What are the cons of the British Union for Scotland? It seems obvious that for many many decades with the decline and disappearance of the great industrial businesses we in Scotland have suffered an enormous loss of opportunities for gainful employment within Scotland. The benefits of the upward struggle for an individual are not obvious. From that, flow all manner of horrors in education, drug culture, vandalism etc etc as we all know, not to mention quiet defeated lives.

Of course the same was true in huge swathes of England, Wales and Northern Ireland. In England and Wales the result was Brexit. In Northern Ireland and Scotland nationalist issues however were live enough to complicate the issues, big time.

Who wants to be a (Barnett formula) benefit junkie? Absolutely nobody.

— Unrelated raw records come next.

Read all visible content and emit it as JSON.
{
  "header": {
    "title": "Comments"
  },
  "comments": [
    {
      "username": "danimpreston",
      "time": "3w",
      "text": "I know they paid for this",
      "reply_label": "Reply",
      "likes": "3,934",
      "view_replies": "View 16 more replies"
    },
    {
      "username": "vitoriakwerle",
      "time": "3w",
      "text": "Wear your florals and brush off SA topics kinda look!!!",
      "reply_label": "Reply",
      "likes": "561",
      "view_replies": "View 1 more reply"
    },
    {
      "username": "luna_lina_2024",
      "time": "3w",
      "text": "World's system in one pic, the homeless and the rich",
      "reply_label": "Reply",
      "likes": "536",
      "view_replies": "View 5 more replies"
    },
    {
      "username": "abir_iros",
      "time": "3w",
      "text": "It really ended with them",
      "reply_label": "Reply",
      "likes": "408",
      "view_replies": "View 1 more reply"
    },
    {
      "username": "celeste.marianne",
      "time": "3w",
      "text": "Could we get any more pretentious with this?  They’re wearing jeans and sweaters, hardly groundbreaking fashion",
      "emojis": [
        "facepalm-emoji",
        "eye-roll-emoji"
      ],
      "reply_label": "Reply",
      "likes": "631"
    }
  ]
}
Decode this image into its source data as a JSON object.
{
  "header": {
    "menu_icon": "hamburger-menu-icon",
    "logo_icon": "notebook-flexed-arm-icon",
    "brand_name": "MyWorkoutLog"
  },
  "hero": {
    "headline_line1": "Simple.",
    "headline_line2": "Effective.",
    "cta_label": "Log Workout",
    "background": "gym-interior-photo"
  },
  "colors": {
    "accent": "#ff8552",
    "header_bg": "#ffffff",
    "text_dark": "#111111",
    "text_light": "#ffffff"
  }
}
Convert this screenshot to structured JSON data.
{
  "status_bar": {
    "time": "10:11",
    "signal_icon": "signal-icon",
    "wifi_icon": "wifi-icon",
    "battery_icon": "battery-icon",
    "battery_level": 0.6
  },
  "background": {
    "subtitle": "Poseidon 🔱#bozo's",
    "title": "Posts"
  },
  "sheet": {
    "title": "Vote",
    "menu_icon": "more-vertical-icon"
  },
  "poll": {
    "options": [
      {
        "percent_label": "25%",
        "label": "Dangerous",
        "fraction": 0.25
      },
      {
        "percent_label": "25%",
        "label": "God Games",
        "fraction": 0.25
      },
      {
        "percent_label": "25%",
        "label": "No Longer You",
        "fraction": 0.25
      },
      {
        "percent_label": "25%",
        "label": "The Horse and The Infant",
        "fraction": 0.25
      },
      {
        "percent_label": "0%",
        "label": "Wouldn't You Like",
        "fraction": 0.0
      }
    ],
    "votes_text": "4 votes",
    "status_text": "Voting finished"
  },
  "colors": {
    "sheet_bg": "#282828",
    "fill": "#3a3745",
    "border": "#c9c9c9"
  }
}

The British government has to convince “the people of Scotland” that it is not content to tolerate a situation where only the south and the university cities are prosperous. Enormous though the problem is, so long as it can demonstrate coherent attempts to address the problem, I think it will have the moral advantage in the “independence” (ha-ha!) debate, even if the Scots don’t like Boris very much – or so we’re told.

Please attempt it! Or else an awful lot of us up here might well be dragged back into the maw of Brussels very much against our will, losing so many of those priceless freedoms that in the last 300 years we have come to delude ourselves to think normal.

3 years ago @ http://www.conservativ... - Discuss · 0 replies · +1 points

Despite this particular episode, as far as I'm concerned Baker gives the Tories a good name, one of too few. Shipman's book on the EU referendum details all the tactical battles Baker won to give Leave a chance, including (1) purdah, (2) Leave/Remain rather than Yes/No (3) putting the pieces back together again after the failed coup against Cummings, (4) nipping in the bud Osborne's threat of a punishment budget and converting it into a weapon for Leave . And the Spartans last stand in the third vote on May's appalling "deal" saved Brexit, period.

Baker is a Parliamentarian, holding government to account, and the meaningfulness of that body where the public's votes do count, is what Brexit was all about. And the truth of that was demonstrated over and over again, first in forcing Cameron to hold the referendum, and finally all through the agonies of the Remainer fightback which nevertheless failed due to voter pressure.

The country is mesmerised by serious propaganda into focussing on Covid and only on Covid, and to say that is not to be a "Covid denier" - another trope of propaganda. What about "long lockdown"? How essential it is for Parliament to provide constructive loyal criticism.

Go, Steve. If this has blown up in your face I'm sure you will lick your wounds, learn lessons and come back stronger.